About The Author
GEORGE ORWELL(1903-1950)
George Orwell’s real name was Eric Arthur Blair. He was born in 1903 in Motihari, Bengal, India. His father worked in India for the British government. In 1904 Orwell and his mother and sister moved to England. He lived there until 1922. Orwell began writing when he was about five years old. His first poem was published when he was eleven years old. Some of his writings were published in college magazines.
From 1922-1927 he worked in Burma as an administrator for the Indian Imperial Police. However, he disapproved of the way the British government was running things, so he resigned. He moved to Paris, and then to London. In 1928 he began writing professionally with some degree of success. In 1933 he began using the pen name “George Orwell.”
In 1933 he wrote about his experiences in Paris and London in a book called Down and Out in Paris and London. At the same time, Orwell taught at a private school in Middlesex, England. In 1934 his second book, Burmese Days, was published. He was teaching at a private school at the same time. During this time he contracted pneumonia, which recurred frequently for the rest of his life.

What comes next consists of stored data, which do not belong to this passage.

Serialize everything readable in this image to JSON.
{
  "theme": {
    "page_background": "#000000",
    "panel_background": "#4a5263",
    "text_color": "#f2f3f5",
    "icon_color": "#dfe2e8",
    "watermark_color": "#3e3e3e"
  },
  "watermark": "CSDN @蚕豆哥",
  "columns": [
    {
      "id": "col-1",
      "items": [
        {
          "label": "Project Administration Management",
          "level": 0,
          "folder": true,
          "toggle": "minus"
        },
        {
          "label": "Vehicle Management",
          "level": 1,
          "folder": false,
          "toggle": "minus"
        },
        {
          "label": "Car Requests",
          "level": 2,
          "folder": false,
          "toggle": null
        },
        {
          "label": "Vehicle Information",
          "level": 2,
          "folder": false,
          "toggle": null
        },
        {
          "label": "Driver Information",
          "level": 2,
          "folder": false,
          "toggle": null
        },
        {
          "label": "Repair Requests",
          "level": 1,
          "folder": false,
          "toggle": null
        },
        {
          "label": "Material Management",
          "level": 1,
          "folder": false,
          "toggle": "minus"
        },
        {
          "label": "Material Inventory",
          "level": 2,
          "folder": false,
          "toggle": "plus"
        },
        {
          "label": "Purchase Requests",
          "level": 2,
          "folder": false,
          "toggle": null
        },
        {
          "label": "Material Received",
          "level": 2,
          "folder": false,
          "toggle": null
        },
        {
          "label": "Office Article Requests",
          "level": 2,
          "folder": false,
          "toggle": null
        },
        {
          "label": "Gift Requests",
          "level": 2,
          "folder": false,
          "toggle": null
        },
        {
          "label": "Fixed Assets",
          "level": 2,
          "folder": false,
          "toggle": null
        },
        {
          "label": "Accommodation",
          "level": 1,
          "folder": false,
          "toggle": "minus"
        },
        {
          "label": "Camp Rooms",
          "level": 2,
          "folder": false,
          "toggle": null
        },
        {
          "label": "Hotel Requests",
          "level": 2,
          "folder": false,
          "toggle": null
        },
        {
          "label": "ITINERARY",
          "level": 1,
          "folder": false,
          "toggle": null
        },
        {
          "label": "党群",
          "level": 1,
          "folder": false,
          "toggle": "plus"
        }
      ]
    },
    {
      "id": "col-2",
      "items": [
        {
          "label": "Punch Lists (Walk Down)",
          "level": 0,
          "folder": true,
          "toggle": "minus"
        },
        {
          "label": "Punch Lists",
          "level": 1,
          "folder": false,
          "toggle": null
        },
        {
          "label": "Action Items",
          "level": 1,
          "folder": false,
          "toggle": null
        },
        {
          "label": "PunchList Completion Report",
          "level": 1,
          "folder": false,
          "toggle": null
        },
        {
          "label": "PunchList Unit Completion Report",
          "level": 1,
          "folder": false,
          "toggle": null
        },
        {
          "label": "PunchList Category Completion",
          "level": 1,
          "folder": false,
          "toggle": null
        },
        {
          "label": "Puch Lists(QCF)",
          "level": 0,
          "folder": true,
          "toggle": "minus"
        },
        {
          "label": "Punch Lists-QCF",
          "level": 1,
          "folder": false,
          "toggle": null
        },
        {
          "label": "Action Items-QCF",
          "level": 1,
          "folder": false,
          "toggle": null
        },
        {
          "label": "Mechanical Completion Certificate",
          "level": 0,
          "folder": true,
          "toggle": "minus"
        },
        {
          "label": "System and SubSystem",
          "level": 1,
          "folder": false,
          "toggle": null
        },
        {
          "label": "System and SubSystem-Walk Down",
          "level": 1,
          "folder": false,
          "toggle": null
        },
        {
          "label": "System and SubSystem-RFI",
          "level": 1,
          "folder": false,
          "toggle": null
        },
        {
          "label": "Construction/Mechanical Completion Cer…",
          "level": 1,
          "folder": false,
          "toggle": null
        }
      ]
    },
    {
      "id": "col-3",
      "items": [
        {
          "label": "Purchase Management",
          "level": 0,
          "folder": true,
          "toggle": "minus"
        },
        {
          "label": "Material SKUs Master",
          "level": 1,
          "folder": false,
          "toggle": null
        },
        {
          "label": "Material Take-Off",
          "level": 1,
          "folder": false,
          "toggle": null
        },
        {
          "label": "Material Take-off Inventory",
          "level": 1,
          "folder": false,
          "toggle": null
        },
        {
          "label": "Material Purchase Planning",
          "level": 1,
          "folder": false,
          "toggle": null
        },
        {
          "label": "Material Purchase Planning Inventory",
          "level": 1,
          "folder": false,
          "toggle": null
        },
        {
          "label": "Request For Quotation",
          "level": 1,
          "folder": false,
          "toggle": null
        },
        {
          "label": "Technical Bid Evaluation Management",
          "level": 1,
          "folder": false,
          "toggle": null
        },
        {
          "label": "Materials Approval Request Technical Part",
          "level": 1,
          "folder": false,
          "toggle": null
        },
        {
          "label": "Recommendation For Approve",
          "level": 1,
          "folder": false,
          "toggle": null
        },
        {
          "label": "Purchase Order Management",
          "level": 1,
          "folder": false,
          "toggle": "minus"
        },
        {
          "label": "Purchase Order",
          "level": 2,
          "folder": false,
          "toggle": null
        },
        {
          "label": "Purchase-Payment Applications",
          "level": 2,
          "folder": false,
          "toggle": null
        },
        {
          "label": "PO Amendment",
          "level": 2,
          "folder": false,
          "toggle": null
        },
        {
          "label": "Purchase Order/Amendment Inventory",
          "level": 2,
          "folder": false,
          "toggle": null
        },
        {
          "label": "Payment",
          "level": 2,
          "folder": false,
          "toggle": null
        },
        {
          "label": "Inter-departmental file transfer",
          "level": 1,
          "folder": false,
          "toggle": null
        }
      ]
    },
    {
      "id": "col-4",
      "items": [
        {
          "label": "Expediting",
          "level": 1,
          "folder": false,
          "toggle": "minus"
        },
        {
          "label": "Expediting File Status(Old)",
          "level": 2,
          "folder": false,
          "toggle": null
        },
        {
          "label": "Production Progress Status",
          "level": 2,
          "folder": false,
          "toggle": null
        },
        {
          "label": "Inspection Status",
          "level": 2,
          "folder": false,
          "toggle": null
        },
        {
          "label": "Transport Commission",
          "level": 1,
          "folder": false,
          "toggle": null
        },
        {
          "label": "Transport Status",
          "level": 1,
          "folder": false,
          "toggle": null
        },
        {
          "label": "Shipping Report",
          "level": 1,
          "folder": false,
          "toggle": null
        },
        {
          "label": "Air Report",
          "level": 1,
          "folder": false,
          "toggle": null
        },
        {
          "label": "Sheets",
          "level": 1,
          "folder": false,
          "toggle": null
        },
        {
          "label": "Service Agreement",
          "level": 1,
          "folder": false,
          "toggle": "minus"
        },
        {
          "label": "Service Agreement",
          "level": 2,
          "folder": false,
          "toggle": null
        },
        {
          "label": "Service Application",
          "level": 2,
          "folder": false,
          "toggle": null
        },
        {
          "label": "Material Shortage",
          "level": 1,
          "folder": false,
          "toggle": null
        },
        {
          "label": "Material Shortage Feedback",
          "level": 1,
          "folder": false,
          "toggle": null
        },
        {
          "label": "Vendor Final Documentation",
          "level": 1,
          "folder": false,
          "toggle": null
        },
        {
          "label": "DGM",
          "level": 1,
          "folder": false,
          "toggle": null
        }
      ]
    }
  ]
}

Orwell married in 1936. Soon after that he went to Spain to write newspaper articles during the Spanish Civil War. Orwell supported the cause of the United Workers Marxist Party and fought with them. His experiences in Spain convinced him that he was opposed to communism and in favor of English socialism.
Orwell was a sergeant in the Home Guard in England during World War II. He was also a broadcast journalist for the British Broadcasting Company (BBC). He disagreed with much of the information from England that he was supposed to broadcast to India and Southeast Asia. He left the job, and from 1943 until 1945 he was the literary editor for the Observer and Tribune.
Orwell published Animal Farm in 1944. His wife died shortly before the publication. In 1949 he published 1984, which was highly successful. He married again in 1949, but died of tuberculosis in 1950. Animal Farm and 1984 are considered two of the most important literary works of the twentieth century.